Au lieu de s’encourager mutuellement sur les questions de survie, la concurrence est pour des ressources et des marchés de vente plus serrés. Cependant, une solution à ces conflits par une nouvelle Grande Guerre est désormais hors de question compte tenu de l’existence des armes nucléaires, ainsi que des interconnexions internationales denses et surtout numériques croissantes. Sauf si quelqu’un, un groupe ou un gouvernement est prêt à prendre le risque de sa propre destruction. Ceci, cependant, serait la fin de la civilisation actuelle.

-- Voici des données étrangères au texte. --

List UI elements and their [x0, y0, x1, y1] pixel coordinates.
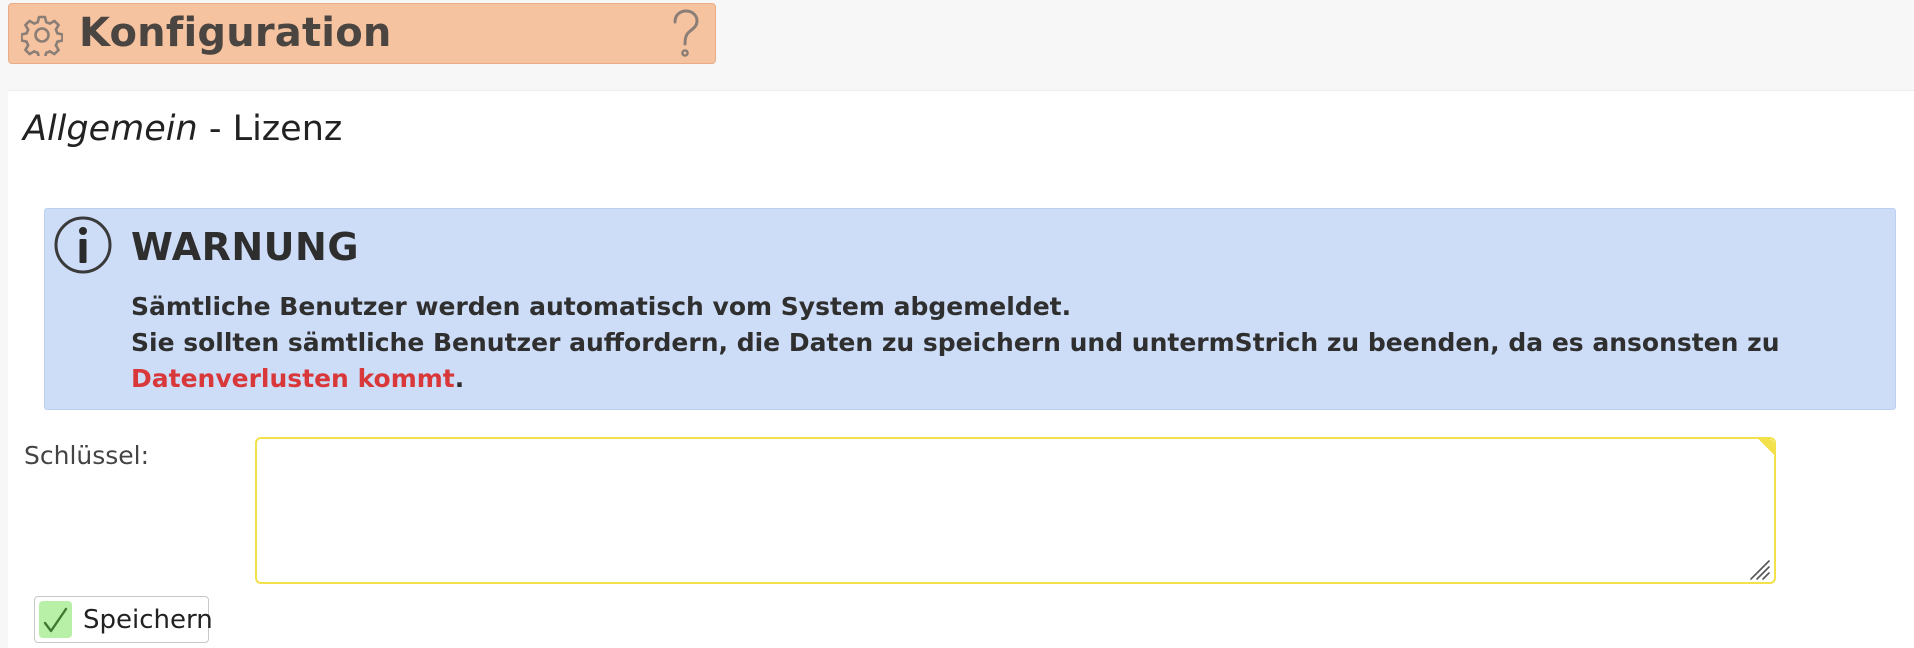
- warning-message: Sämtliche Benutzer werden automatisch vo…: [131, 289, 1871, 397]
- warning-highlight: Datenverlusten kommt: [131, 364, 455, 393]
- question-mark-icon[interactable]: [667, 8, 703, 60]
- save-button[interactable]: Speichern: [34, 596, 213, 643]
- warning-box: WARNUNG Sämtliche Benutzer werden automa…: [44, 208, 1896, 410]
- warning-line-1: Sämtliche Benutzer werden automatisch vo…: [131, 292, 1072, 321]
- checkmark-icon: [39, 601, 72, 638]
- license-key-field[interactable]: [255, 437, 1776, 584]
- page-header: Konfiguration: [8, 3, 716, 64]
- warning-line-2-end: .: [454, 364, 465, 393]
- breadcrumb-section: Allgemein: [23, 109, 198, 149]
- main-panel: Allgemein - Lizenz WARNUNG Sämtliche Ben…: [8, 90, 1914, 648]
- breadcrumb: Allgemein - Lizenz: [23, 109, 342, 149]
- save-label: Speichern: [83, 605, 213, 635]
- warning-title: WARNUNG: [131, 225, 360, 269]
- page-title: Konfiguration: [79, 10, 392, 56]
- warning-line-2: Sie sollten sämtliche Benutzer aufforder…: [131, 328, 1780, 357]
- breadcrumb-page: Lizenz: [232, 109, 343, 149]
- breadcrumb-separator: -: [197, 109, 233, 149]
- key-label: Schlüssel:: [24, 441, 150, 470]
- info-icon: [53, 215, 113, 275]
- gear-icon: [20, 14, 64, 60]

In this stalemate, the Great Powers Act with distributed roles

Le résultat est une impasse mondiale précaire dans laquelle il ne va pas et vient. Dans cette impasse, les grandes puissances agissent avec des rôles répartis:

Russie De Tous Les Lieux

En d’autres termes, la constellation mondiale paradoxale est apparue de telle sorte que c’est précisément l’État multiethnique de la Russie qui défend le credo en crise de l’État-nation unitaire sur lequel repose encore aujourd’hui l’ordre international des “Nations unies”. La Russie défend le Credo, bien que la nécessité de sa différenciation et de sa transformation en un ordre mondial ouvert et coopératif de régions connectées au niveau fédéral soit reconnue depuis longtemps si l’on veut surmonter de nouvelles luttes concurrentielles. Qui plus est, la Russie apparaît Aujourd’hui vis-à-vis des États-Unis, en particulier Trump, qui écarte vaguement l’ordre de l’État-nation tel qu’il était inscrit dans les “Nations unies”, presque comme son conservateur.

Combien de temps la Russie sera-t-elle en mesure de supporter le rôle de défenseur de l’ordre nation-État unitaire, qui est étranger à sa nature, et la pression qui en résulte, qui continue également sur la Situation interne du pays?

Répondre à cette question de telle sorte que non seulement la Russie ne suffoque pas dans ce rôle en tombant dans le nationalisme lui-même, mais aussi l’ordre mondial n’est pas emporté par un éventuel accident de la Russie, est la tâche des dirigeants de la Russie, en particulier Vladimir Poutine aujourd’hui. Les tentatives de Poutine pour assurer la stabilité de la Russie au-delà de son mandat peuvent être classées ici - mais rappelez-vous: non pas comme un État-nation monopolistique, mais comme un organisme qui doit continuer à être capable d’intégrer de nombreux peuples au cœur de L’Eurasie.

Une Situation est apparue qui concerne non seulement la Russie, mais toute la communauté internationale, qui est aujourd’hui à la recherche d’un nouvel ordre. Dans ces conditions, une correction de L’Ostpolitik européen, en particulier allemand dans le sens de l’aide mutuelle, qui cherche à surmonter les constrictions nationalistes, au lieu de mener une guerre de sanctions, qui est de conduire la Russie dans un coin, est à l’ordre du jour – de préférence avec les États-Unis, mais si nécessaire sans elle.